New images have surfaced on the web of a supersonic reconnaissance drone Chinese officials unveiled for their upcoming military parade on October 1. The images show the general shape of the drone hidden beneath camouflage netting, but that was all most military historians needed to see for something to start smelling fishy.
China has a long and illustrious history of stealing foreign military technology for its own uses. Of course, the Chengdu J-20, China’s premiere stealth fighter, is widely believed to have been based on stolen Lockheed Martin F-22 Raptor plans, just as China’s forthcoming J-31 appears to be a direct rip off of the F-35 Joint Strike Fighter; But that’s just the tip of the counterfeit iceberg when it comes to Chinese air power.
China’s J-10 was based on unfinished plans for the Israeli Lavi fighter (which was based on America’s F-16). Their J-11 is just a rebadged Russian Su-27, and their J-15 was based on a copy of an unfinished Russian Su-33 prototype sourced through Ukraine after the fall of the Soviet Union. The list goes on, and now, some content, there may be a new addition. The new drone, dubbed the DR-8, is said to be an unmanned supersonic platform that would play a role in aiding China’s hypersonic anti-ship missiles with finding their targets in the vast expanse of the Pacific. It’s streamlined shape and high-speed capabilities suggest that it may be a high-flying platform that relies on ramjet, or even scramjet, propulsion to achieve and maintain such high speeds. This all sounds like cutting edge technology… except that America had a high-flying, ramjet powered, supersonic spy drone that looked an awful lot like this already flying missions over China way back in the 1960s.
How could China have possibly stolen plans for a forty-year-old classified project? Well, it wasn’t all that hard — they had one handy in the Beijing Aviation Museum. You see, after the Soviet Union successfully shot down a U-2 Spy Plane, the U.S. set to work on new ways to gather the reconnaissance they needed over Russia and China. So they used elements of the A-12 program (which would lead to the SR-71) to develop a supersonic, high altitude drone that was initially launched from the back of a specially modified A-12 before going in operational service mounted under the wing of a B-52, using a rocket booster to help it achieve the speed and altitude necessary for its ramjet motor to function properly.
In all, the Air Force launched four D-21 missions over China. Two of the aircraft successfully traversed 3,000 miles at altitudes in excess of 90,000 feet and at speeds higher than Mach 3, snapping pictures all along the way. They were then supposed to eject their film canisters and self-destruct, but in both of those instances, the film proved unrecoverable. Two other D-21 flights outright failed, with one going missing shortly after launch and another shot down by Chinese air defenses. The remains of one of those classified D-21s eventually found its way into a museum.

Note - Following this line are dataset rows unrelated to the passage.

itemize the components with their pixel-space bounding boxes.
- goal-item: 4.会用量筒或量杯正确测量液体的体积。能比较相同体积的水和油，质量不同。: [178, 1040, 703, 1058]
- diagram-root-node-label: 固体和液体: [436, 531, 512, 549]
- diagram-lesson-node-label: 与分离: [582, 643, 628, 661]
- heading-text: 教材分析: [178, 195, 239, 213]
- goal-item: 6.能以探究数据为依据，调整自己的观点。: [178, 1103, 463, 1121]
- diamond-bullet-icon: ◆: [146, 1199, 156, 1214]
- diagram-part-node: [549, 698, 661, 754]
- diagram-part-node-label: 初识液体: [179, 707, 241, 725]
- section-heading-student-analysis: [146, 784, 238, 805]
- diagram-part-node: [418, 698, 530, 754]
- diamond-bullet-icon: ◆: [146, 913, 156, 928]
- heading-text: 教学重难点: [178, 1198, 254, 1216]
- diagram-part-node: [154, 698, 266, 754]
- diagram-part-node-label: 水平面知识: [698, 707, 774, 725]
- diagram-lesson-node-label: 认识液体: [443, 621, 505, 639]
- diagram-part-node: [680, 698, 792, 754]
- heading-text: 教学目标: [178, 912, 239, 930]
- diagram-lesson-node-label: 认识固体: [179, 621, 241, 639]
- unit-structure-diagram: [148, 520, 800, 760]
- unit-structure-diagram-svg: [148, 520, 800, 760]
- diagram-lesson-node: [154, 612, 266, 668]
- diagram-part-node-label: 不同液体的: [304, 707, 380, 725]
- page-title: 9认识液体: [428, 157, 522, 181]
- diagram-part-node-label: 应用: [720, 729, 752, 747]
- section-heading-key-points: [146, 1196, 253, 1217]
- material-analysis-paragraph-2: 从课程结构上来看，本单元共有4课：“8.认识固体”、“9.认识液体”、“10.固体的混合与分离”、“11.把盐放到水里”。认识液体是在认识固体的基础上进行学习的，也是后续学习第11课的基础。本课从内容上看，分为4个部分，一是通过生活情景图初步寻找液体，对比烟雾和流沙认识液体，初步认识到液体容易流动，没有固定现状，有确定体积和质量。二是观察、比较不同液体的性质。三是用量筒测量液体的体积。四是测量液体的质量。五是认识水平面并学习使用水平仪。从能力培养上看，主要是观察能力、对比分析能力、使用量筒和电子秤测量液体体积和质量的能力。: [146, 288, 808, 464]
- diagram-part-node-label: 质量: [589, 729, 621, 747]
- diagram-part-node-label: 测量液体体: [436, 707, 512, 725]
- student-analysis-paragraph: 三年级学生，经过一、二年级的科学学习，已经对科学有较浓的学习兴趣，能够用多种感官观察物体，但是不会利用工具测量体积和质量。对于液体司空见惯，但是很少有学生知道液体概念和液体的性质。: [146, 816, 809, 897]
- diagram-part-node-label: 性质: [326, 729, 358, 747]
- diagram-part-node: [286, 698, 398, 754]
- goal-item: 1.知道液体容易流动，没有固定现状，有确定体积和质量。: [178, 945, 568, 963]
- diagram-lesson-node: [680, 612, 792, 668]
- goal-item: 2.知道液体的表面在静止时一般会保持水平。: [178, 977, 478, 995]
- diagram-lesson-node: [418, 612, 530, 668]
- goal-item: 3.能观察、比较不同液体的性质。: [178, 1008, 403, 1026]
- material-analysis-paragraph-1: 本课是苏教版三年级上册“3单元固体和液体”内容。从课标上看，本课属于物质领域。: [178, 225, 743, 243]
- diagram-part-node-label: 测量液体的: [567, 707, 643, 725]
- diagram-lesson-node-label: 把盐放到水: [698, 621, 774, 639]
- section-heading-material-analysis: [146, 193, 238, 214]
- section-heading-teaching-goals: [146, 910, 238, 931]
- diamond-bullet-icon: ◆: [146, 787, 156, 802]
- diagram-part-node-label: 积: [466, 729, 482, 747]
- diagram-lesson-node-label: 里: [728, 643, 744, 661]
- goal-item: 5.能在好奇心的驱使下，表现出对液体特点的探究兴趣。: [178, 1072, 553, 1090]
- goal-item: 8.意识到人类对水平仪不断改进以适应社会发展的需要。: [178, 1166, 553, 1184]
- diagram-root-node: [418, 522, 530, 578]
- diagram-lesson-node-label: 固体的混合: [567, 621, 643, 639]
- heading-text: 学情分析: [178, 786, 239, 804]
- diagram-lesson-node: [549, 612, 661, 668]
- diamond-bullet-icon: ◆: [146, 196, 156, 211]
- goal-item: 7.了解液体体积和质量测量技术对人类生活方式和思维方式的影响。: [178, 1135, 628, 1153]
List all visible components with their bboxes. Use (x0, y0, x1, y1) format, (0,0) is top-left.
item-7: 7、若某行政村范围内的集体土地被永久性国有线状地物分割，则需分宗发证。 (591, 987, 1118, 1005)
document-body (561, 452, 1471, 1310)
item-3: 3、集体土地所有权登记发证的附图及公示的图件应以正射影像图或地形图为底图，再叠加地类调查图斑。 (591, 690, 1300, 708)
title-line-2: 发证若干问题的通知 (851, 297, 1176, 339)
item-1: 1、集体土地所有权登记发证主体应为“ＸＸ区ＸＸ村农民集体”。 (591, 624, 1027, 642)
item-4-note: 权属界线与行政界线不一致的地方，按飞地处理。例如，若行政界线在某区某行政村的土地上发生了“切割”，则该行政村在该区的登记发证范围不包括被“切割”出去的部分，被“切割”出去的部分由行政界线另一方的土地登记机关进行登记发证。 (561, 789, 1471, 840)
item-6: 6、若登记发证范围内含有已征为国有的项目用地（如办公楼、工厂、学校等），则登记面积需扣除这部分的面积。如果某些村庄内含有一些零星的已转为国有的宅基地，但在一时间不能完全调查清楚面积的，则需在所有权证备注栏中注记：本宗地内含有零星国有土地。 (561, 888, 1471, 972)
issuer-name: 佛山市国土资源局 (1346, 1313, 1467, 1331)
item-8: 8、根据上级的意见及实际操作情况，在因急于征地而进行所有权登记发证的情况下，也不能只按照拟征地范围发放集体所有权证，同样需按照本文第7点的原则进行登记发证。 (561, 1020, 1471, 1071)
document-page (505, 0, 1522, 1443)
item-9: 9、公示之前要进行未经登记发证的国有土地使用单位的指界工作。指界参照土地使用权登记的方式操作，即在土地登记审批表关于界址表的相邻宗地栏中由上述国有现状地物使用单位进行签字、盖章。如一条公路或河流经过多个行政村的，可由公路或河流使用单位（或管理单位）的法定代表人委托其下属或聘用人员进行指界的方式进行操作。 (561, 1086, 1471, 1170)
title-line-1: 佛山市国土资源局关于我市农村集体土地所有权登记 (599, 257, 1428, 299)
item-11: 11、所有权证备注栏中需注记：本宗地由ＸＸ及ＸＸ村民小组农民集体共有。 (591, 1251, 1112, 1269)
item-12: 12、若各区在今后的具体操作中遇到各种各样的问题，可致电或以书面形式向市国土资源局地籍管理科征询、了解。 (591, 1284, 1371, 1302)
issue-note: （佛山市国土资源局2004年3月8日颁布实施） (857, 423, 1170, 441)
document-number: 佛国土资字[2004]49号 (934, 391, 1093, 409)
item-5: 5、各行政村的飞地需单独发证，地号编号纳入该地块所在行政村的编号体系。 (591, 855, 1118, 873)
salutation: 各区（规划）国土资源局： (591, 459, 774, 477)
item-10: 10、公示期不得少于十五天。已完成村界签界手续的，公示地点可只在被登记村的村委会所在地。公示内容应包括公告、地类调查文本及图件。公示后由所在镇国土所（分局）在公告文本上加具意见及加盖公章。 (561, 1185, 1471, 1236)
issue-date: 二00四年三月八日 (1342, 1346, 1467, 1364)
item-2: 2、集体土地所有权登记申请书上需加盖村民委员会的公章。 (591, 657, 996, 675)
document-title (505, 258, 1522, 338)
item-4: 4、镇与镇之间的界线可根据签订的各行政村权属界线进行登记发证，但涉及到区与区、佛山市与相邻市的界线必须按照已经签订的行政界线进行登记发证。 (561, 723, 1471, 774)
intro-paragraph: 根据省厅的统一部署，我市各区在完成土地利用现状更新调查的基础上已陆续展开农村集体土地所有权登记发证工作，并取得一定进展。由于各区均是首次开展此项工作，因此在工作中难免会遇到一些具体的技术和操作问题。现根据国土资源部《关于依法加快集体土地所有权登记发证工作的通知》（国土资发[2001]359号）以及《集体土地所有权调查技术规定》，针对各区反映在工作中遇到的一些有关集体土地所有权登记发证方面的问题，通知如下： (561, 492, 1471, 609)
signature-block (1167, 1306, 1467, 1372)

Of course, this isn’t to suggest that China simply copied this forty-year-old Lockheed design for their own drone, but it seems entirely plausible they borrowed heavily from an already successful supersonic platform when designing their own. After all, China has already demonstrated a willingness to adopt foreign technology (gained through any means necessary) into their military programs — why would they stop now? After all, it wouldn’t even be the first drone that appeared to be a direct copy of American tech in the last 12 months.